Example Ex6: The battery of example Ex5, further comprising, wherein the at least one first vent channel and the at least one second vent channel intersect at one or more points

Example Ex7: The battery of example Ex5, wherein the at least one first vent channel and the at least one second vent channel do not intersect.

Example Ex8: The battery as in any one of examples Ex1 to Ex7, wherein the at least one vent channel is configured to reach a periphery of the at least one surface of the second current collector.

Example Ex9: The battery as in any one of examples Ex1 to Ex8, wherein the at least one vent channel has a depth that is about half a thickness of the second current collector.

Example Ex10: The battery as in any one of examples Ex1 to Ex9, wherein the at least one vent channel comprises a channel pattern comprising a plurality of channels that connect at a central location on the at least one surface.

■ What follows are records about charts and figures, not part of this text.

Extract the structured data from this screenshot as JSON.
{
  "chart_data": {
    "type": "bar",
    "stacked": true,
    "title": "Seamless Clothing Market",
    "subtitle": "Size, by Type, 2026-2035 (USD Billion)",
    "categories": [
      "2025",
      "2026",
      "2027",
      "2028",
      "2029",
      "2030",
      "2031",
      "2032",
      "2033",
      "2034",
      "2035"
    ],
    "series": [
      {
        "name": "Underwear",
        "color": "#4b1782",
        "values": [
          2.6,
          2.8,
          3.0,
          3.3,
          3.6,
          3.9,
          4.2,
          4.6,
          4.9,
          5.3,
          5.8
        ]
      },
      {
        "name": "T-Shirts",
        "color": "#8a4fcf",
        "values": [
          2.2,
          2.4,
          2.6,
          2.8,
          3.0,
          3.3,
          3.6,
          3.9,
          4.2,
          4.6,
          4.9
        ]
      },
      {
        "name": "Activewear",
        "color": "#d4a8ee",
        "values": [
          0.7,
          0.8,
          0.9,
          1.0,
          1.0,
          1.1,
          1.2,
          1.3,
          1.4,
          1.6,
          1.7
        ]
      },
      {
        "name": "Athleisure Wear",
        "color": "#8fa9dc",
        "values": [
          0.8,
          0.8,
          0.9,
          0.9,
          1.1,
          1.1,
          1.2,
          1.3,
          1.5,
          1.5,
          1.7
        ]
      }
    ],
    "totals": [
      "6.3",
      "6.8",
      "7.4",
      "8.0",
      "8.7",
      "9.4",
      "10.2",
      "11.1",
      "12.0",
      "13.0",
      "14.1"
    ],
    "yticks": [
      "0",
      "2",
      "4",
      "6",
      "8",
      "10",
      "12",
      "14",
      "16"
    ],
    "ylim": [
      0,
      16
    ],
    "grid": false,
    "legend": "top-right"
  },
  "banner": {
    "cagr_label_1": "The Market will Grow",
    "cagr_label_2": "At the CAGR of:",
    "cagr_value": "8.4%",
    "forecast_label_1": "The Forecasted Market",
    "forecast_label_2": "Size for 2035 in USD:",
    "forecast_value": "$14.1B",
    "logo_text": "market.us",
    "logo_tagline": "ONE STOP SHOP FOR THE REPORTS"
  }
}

Example Ex11: A battery comprising: a positive electrode comprising a first current collector; a negative electrode comprising: a second current collector comprising: a first planar surface; a second opposing planar surface; a first vent channel pattern disposed on the first planar surface on at least one surface of the second current collector; and a second vent channel pattern disposed on the second opposing planar surface of the second current collector, the first vent channel pattern being different than the second vent channel pattern.

Example Ex12: The battery as in example Ex11, wherein at least one of the first vent channel pattern and the second vent channel pattern is configured to prevent air from being trapped between the second current collector and an active material.

Example Ex13: The battery as in any one of examples Ex11 to Ex12, wherein the negative electrode comprises lithium.

Example Ex14: The battery as in any one of examples Ex11 to Ex13, wherein at least one of the first vent channel pattern and the second vent channel pattern is configured to facilitate adhesion between the second current collector and an active material.

Example Ex15: A method, comprising: providing a current collector having a first planar surface and a second opposing planar surface; depositing a mask on a portion of at least one of the first planar surface and the second opposing planar surface; and etching an unmasked region to create at least one vent channel.

Example Ex16: The method as in example Ex15, further comprising depositing a mask on a portion of both of the first planar surface and the second opposing planar surface.

Example Ex17: The method as in any one of examples Ex15 to Ex16, wherein the at least one vent channel is configured to prevent air from being trapped between the current collector and an active material.

Example Ex18: The method as in any one of examples Ex15 to Ex17, wherein the at least one vent channel is configured to facilitate adhesion between the current collector and an active material.

Example Ex19: The method as in any one of examples Ex15 to Ex18, wherein the at least one vent channel is configured to reach a periphery of at least one of the first planar surface and the second opposing planar surface.

Example Ex20: The method as in any one of examples Ex15 to Ex19, wherein the at least one vent channel has a depth that is about half a thickness of the current collector.

As used herein, singular forms “a,” “an” and “the” include plural referents unless the context clearly dictates otherwise. As used in this specification and the appended claims, the term “or” is generally employed in its sense including “and/or” unless the content clearly dictates otherwise. The term “and/or” means one or all of the listed elements or a combination of any two or more of the listed elements.

Unless otherwise expressly stated, it is in no way intended that any method set forth herein be construed as requiring that its steps be performed in a specific order. Accordingly, where a method claim does not actually recite an order to be followed by its steps or it is not otherwise specifically stated in the claims or descriptions that the steps are to be limited to a specific order, it is no way intended that any particular order be inferred. Any recited single or multiple feature or aspect in any one claim can be combined or permuted with any other recited feature or aspect in any other claim or claims.